Microsoft confirms its rival to iPod
Seattle Times technology reporter
Microsoft confirmed Friday that it will sell a music and entertainment product later this year under the brand name "Zune," the first of a family of devices designed to compete head-to-head with the dominant Apple iPod.
The first player, scheduled to be on store shelves this holiday season, will have a hard drive and a wireless connection that lets users share music, Microsoft said in an interview with Billboard magazine. Later on, the company could release players for video and video games.
These details have been rumored for months as Microsoft held talks about the devices with the entertainment industry. Some analysts said Friday that Microsoft confirmed the news to ensure that the speculation doesn't drive expectations beyond what the products would actually deliver.
Microsoft released little information Friday, but people briefed on the project said Zune will work with a Microsoft service that allows users to listen to a vast library of songs for a monthly subscription fee. These services act more like a rental service for music, although users can pay more to purchase permanent copies of songs.
The model is used in RealNetworks' Rhapsody service. It isn't a direct competitor to Apple's market-leading iTunes Music Store, which is not subscription-based and sells songs and videos on a for-purchase basis.
A subscriber will be able to share an entire play list of favorite songs with another person, as long as both are paying the monthly fee. The Zune service will also go beyond previous services in terms of allowing artists to connect directly with users in new ways. An artist could offer weekly releases over Zune, for example. One week might be a tour of that person's home or a spoken message to fans.
"Where Apple, I think to a certain extent, focused on the user, Microsoft is taking a different approach and really focusing on the artist and trying to create a system that would best allow that artist to speak to their fans," said technology analyst Rob Enderle.
Microsoft released a geometric, Tinkertoylike logo for Zune on Friday and set up a Web site, at comingzune.com, to promote the devices.

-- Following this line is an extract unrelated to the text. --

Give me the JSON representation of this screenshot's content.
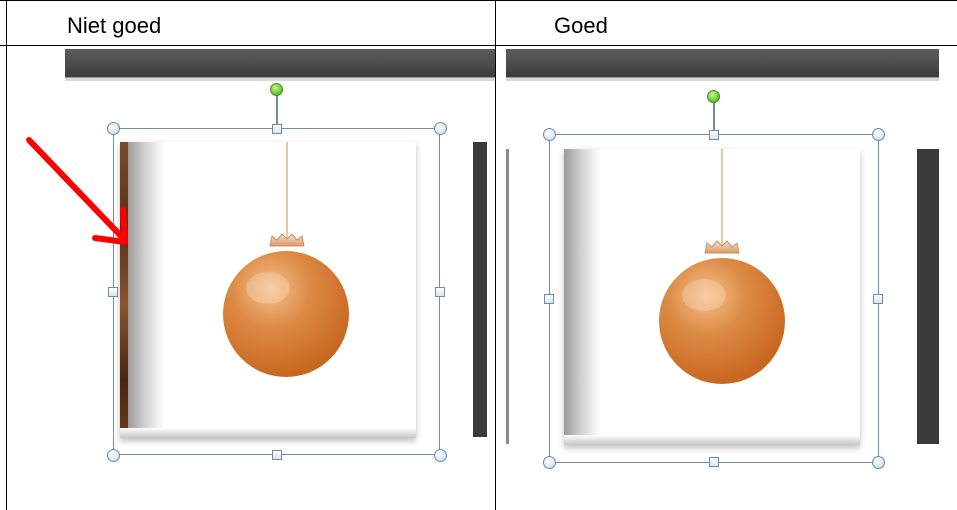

One music-industry executive said Microsoft is planning a huge marketing and promotional launch for Zune. So far, however, the hype seemed to be centered on a whisper campaign that got its first stamp of legitimacy with Friday's announcement.
Analysts said Microsoft will have to pull out all the stops to launch Zune in a way that can make any significant dent in the 70 percent share that Apple owns in the digital music player market. Already, Microsoft took an unusual tactic in choosing Billboard as the vehicle for its first Zune announcement.
"This isn't the type of product that's going to be announced at some kind of industry conference by Bill Gates or Steve Ballmer talking about the technical specs," said Jupiter Media analyst Michael Gartenberg.
Microsoft is also parting with history in that it will begin competing directly with partners who have their own digital music players. Microsoft has worked closely with Creative Technology, Toshiba and iriver on devices, but they haven't made many inroads against the iPod.
To really compete with Apple, Microsoft felt it had to go its own way, even if that meant sacrificing some partner relationships, Gartenberg said.
"Microsoft has been preaching that the market really cares about choice in platform," he said. "But consumers are saying the only choice they care about was should they get an iPod Shuffle or iPod Nano. At the end of the day, the partners failed to deliver any meaningful market share."
But to really get in the ring with Apple, analysts suggested that Microsoft needs to have its own counterpoint to Steve Jobs, the enigmatic Apple chief executive who personally introduces new products at closely watched company events. Jobs regularly fires up the technology crowd in ways that Microsoft executives do not but may need to, for a Zune launch.
Don't expect Apple to step to the sidelines for Zune. Jobs predicted a Microsoft digital music, or MP3, player in a January interview with Newsweek.
"What's going to happen is that Microsoft is going to have to get into the hardware business of making MP3 players," he said. "This year."
And in a conference call with analysts Wednesday, Apple Chief Financial Officer Peter Oppenheimer said he was excited about the company's future products.
"We are very confident in the products in our pipeline and I just don't imagine that the creativity at Apple could ever be low," he said.